When I returned home, I settled north of the capital: few of my friends returned and settled in West Hampstead, Florida, Los Angeles.
Despite his mercenary fame, Chigwell was (and still is) always a bit rough around the edges. However, since the 90s, the tendency towards new money has increased even more.
Bobby Moore lived on Stradbroke Drive in the 1970s; now more London club players had moved here.
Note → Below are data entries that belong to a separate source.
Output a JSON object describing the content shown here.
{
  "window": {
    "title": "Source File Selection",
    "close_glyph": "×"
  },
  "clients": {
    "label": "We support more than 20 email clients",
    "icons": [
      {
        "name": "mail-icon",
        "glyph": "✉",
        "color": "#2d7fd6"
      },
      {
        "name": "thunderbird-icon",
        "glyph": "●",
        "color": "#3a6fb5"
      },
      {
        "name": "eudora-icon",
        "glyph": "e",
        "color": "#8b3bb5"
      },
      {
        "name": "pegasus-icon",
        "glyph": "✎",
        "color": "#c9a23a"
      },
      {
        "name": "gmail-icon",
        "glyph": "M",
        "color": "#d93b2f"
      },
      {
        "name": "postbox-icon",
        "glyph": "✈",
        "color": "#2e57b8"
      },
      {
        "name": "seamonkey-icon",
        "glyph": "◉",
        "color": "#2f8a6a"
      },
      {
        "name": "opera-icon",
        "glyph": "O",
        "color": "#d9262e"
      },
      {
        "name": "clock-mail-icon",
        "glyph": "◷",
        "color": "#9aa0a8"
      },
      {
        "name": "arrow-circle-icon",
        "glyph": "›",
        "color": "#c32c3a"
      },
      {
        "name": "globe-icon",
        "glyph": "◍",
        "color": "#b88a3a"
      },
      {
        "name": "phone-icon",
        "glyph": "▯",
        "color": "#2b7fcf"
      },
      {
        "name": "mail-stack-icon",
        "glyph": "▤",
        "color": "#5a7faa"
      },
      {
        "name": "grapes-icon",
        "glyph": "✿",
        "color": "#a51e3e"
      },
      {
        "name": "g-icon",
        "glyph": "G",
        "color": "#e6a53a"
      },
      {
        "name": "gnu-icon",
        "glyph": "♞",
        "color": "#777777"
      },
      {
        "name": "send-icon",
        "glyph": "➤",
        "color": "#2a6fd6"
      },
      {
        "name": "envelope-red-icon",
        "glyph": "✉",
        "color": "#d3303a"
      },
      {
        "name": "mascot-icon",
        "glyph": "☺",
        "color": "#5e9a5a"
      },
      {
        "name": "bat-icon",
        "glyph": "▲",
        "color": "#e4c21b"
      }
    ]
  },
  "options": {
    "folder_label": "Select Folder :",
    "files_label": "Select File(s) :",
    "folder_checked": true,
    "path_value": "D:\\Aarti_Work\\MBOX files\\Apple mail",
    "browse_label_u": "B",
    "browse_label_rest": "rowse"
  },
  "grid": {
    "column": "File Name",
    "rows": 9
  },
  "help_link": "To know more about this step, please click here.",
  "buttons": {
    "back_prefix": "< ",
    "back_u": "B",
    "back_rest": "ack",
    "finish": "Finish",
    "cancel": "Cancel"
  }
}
At one point my parents had a (short-lived) Spurs manager next door.
And with the players came their wives: Juicy Couture’s beauties, with names not unlike Chardonnay, were hanging out across the street from the shops at Chigwell’s second bar, King William IV.
Alan Sugar bought the King’s Head in 2010 to preserve it, but it wasn’t long before the pub was let to Sheesh, a wallet-protestingly expensive Turkish restaurant with brown fake crocodile seating and huge faux flower displays, protected by suits of armour, that adorn Pure Chigwell.
Cutlery is served from the boot of a red MGB and the car park is full of Ferraris and Harley-Davidsons (and those are just the ones belonging to owner Dylan).
In Essex terms, Sheesh is as ‘Facey’ as it gets; It’s local parlance for ‘flashy’, but it’s worth a visit to watch lip-filled women sucking pina coladas by the fire pit.
I mourn the loss of a pint in an Elizabethan pub on a Sunday night, but much of ‘Old Chigwell’ remains; My father and his friends are probably the last representatives of that generation.
These days, Parade has two swanky dress shops, three hair salons and a nail bar.
Debra, the clothing store favored by TOWIE stars, has downsized following a disaster in the area and has made room for an aesthetic botox venue. Given the demographics of the place, it will likely be very popular.
I love the tough and sunny women of Chigwell: here people speak their mind and do so with humour.
I always encounter a smile when I pass the subway on the right and the Köy Delicatessen on the left.
See you for porn star martinis at King Willy?